Oyrat hanlığı olarak son 30 sene bizim için çok olaylı geçti. İşe ilk olarak güneyimizdeki minik hanlıkları toplamak ile başladık ancak Kore devletinin baskıları sonucu ile doğuya yönelmek zorunda kaldık ve bizim doğu hanlığımız olan Moğolistan hanlığının şüphesiz hakları olan toprakları Mançurya bölgesinden geri aldık. bu topraklarda hakimiyeti sağlamak ile uğraşırken fark ettik ki doğuda büyümekte olan bir güç var! O da kendilerini Mançurya'nın hakimi olarak tanıtan Mançu Hanlığı idi. Onlara karşı harekete geçmek zorundaydık, bunu hanlığın büyükleri ile paylaştığım vakit tüm generallerim ve kabile reislerim savaş istediklerini bildirdiler ancak ilk olarak diplomatik hamleler yapmalıydım ve yaptım da bu ülkenin önünü kesmeye çalıştım. Danışmanlarımın zayıflığı ve Mançu hanlığının türlü oyunları ile tüm planlarım yıkılmıştı ve geriye tek seçenek olarak savaş kalmıştı.
Bu sırada müttefiğimiz olan Kore'den hayatımda duymadığımız yenilikleri hanlığımıza benimsetmek üzere teklif almıştım ve bu güzel teklifi seve seve kabul ettim. Bir sürü enteresan bilgiler öğrenmiştik, toplumsal sınıf farkından sanat ve insan hakları diye bir şeyin varlığına kadar. Biz bunlarla uğraşırken bir kaç doğu Moğol boyları Moğolistan'ı bize karşı kışkırtmışlardı, Mançu tarafından desteklenen bu kışkırtmaya oldukça sinirlenmiştik. Mançu devleti bize ani bir savaş açınca içimizdeki bazı hainler ve lojistik yanlış planlamalar sebebiyle savaşın ilk ayında tam 26 bin Oyrat yiğidi Mançu kılıçları altında can verdi.

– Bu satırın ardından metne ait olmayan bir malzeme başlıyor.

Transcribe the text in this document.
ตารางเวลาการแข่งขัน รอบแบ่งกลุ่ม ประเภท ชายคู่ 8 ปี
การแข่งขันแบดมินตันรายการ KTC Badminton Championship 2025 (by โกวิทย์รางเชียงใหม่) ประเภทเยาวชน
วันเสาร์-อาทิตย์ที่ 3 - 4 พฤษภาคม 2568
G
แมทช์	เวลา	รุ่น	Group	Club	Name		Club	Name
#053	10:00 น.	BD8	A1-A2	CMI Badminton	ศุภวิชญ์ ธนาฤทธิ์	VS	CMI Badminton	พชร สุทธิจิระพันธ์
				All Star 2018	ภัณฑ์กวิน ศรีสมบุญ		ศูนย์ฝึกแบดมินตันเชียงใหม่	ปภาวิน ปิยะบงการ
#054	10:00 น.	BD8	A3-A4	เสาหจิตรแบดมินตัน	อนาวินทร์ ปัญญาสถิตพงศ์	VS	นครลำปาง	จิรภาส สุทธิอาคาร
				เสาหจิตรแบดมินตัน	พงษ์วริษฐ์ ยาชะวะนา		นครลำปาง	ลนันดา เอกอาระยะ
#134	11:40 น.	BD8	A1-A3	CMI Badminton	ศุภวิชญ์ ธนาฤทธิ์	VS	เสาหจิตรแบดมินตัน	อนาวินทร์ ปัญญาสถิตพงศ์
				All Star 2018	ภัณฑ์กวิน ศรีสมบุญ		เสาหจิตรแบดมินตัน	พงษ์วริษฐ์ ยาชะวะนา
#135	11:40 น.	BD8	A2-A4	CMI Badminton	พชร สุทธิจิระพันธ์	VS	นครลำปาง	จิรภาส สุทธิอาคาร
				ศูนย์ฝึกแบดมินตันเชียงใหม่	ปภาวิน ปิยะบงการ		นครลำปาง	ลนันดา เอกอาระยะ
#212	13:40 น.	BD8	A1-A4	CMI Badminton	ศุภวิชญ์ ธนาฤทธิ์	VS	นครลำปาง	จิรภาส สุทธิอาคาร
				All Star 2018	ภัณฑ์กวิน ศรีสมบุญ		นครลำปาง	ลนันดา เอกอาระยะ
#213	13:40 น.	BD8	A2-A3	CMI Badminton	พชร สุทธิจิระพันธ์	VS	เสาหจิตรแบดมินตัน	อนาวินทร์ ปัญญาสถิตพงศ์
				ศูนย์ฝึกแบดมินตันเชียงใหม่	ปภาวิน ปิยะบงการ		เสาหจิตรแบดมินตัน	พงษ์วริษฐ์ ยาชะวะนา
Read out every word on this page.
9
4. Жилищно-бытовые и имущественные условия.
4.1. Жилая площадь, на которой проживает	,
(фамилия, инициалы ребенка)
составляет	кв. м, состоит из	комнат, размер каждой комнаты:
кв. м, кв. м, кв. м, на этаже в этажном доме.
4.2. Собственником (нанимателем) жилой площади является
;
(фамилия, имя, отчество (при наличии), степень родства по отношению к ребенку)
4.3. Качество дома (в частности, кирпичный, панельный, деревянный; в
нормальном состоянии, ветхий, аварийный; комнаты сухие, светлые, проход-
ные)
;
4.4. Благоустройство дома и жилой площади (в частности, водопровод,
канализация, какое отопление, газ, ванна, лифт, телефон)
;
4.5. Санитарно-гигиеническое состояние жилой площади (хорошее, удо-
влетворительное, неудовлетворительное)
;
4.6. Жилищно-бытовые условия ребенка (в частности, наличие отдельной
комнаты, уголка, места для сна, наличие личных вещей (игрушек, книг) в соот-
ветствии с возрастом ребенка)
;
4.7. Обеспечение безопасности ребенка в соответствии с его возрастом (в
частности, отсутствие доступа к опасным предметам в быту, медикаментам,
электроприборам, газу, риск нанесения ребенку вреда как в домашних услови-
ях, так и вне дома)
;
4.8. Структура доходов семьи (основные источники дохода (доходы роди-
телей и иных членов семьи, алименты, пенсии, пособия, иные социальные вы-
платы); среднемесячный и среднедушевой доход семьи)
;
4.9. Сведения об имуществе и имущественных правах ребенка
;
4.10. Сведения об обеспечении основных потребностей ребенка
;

Savaşın başlarında yeniliyormuşuz gibi hissetsekde Gök Tengri bizim tarafımızda imiş. Kore müttefiğimiz ile omuz omuza muharebelerden sonra Mançu askerlerini kuzeye kadar sürdük. Savaş devam ediyor iken isyan eden Moğol beyliklerini ve bu isyanda parmağı olan herkesi idam edip meydan da sergilettim ki bu olay bir daha yaşanmasın.
Bu sırada ulaklarım bana Uzak Batı'da çok kanlı savaşların olduğunu haber verdi, Gök Tengri onlara da bizim kılıçlarımızın altında barış getirsin.